If NFT utility is to go mainstream, it might look more like Cloutchain, a startup from solo founder Tim Nielsen.
Cloutchain
“Cloutchain is on a mission to use NFT technology in ways that make it broadly appealing and accessible to consumers in a safe, scalable way,” says Nielsen. The site helps “creators monetize their fan base and retake control over how they engage with their fan bases by allowing them to create turnkey NFT gated clubs.”
One frustration online creators have with the present social ecosystem is the central role of platforms like Instagram, TikTok, Facebook, and others. A successful post may bring more followers to the artist, but more directly, those posts bring eyeballs to the platform, which bring advertisers and dollars. Influencers make the platform richer long before they can monetize that audience attention for themselves. Cloutchain hopes to help creatives flip that paradigm by granting them total control over user interaction.

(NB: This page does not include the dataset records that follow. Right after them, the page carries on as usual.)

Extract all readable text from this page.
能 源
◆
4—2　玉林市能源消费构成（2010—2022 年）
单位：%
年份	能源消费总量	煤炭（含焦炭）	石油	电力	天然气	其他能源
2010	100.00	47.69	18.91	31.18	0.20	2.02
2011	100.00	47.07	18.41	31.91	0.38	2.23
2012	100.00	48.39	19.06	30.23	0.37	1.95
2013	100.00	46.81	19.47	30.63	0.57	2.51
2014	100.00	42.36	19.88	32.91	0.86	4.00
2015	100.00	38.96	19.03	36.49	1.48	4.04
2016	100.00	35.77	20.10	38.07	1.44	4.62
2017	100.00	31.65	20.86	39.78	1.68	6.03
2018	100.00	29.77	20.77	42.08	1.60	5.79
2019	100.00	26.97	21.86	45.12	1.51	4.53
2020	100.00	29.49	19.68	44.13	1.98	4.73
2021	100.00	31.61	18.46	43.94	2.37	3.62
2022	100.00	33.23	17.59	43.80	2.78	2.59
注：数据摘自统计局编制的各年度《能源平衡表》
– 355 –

Remember the Utah Jazz NFTs that grant the buyer access to a “digital locker room” and meet and greet with Jazz owner Ryan Smith? Cloutchain is offering that functionality to any artist or influencer, regardless of their technical know-how.
Nielsen has been bootstrapping the platform for roughly a year. So far the platform is primarily used by musical artists, but it’s also been used by other creators and influencers, from writers self-publishing fiction, to MMA athletes trying to connect with their fanbase, to collegiate athletes who only recently were given the ability to monetize their name, image, and likeness.
One of Cloutchain’s first artists was musician Tate Logan. “He has a pretty good online following last I checked. I think he had about 80,000 Tik Tok followers” said Nielsen.
Logan wanted “a way to reach [his] audience that provided more flexibility and gave more monetization than somebody might get just from making posts on Instagram and trying to generate ad revenue,” said Nielsen. “We worked with Tate and his manager. They really helped us bring our first proof of concept to market. We learned a lot from that.”
Musicians (or any influencer) can offer exclusive NFTs that grant access to any number of perks, like one-on-one time with the musician, or accompanying physical merchandise, or back-stage access, and more.
Think of it as an NFT marketplace crossed with Patreon-style fan engagement.
Unlike many other NFT platforms, Cloutchain makes it easy enough for average fans. Neither the musician nor the fans need to know anything about NFTs. All sales are denominated in US dollars and artists are paid in dollars. Users have the ability to take custody of their NFTs if they choose, but Cloutchain will happily host the entire experience for those hesitant to dive into NFT self-custody.
Nielsen has been working with the University of Utah’s Master of Business Creation program for the past six weeks to develop the startup. “It's a pretty new program, and it's essentially an accelerator meets a degree program. Through that program, I have access to great resources through world class mentoring from current founders, past founders, investors, advisors and more.”